Well, probably not much, legally. Here’s why: a game is a bundle of intellectual property rights – like copyright, trademarks and so forth. Those IP rights are property – usually they will belong to the game developer (assuming ofc that it has done its homework and got the right paperwork in place). Like any property, if IP rights are used without permission then the owner can take action to stop you and/or claim financial compensation from you. Those are called ‘civil’ remedies and usually go no further than you being ordered to stop doing something and pay money instead. However, there can also be criminal penalties for IP infringement, for example many countries’ laws say that you may commit a criminal offence you are involved in distributing content which you know (or should know) you do not have permission to distribute.
Those are the kind of legal argument which are run when someone pirates a developer’s game without authorisation. But what happens when the developer has encouraged the piracy, as with Hotline Miami 2? Well, there’s a reasonable argument that the developer is granting a licence to users to download the game for free and, if the developer actually stuck to that formally, it should constitute a legal OK for downloading and distributing the game for free.

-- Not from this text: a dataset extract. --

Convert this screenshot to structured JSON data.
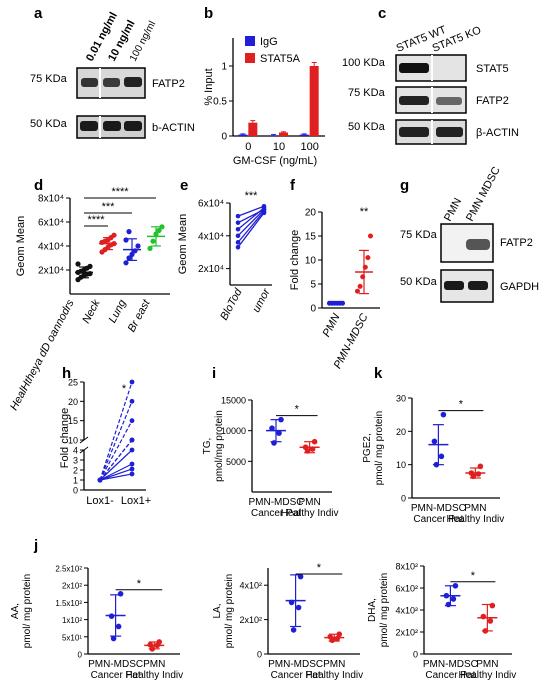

We could get into lots of very fine IP law arguments at this stage, but I’ll leave that to my academic friends – the overall message is that if the developer says it’s OK, that’s a big step towards it being legally OK. (The one interesting unknown to me is whether the developer itself could be pursued for encouraging/facilitating IP infringement – but who suffers sufficient harm to merit the action?)
Of course if there are third parties involved in sales of the game, e.g. perhaps a middleware provider, a publisher or even a distribution platform, then they may not look on it so kindly, but in practice the chance of them taking legal action when the developer refuses seems small – unless their software is being broken in order to access the game, which raises the legal risks considerably.
The one wildcard though is law enforcement authorities. When a criminal offence is committed, it is helpful but not always REQUIRED for the notional victim to want a prosecution to take place. In this situation, the games developer doesn’t want anyone to get prosecuted, but that on its own doesn’t necessarily stop law enforcement from going ahead if they wanted to…especially if the local age rating authority felt as though its rules were being flouted openly and wanted it to stop. Still though, the risk seems relatively small.
One final thought: with my legal hat on, I’d say for the sake of completeness (and to protect fans) that if a game developer wanted to do this, then ideally it should make a detailed public statement on its official site somewhere, to act as a record for the future, but that’s not really essential.
So there you have it! But if you can pay legally for Hotline Miami 2, you should. It’s going to be brilliant.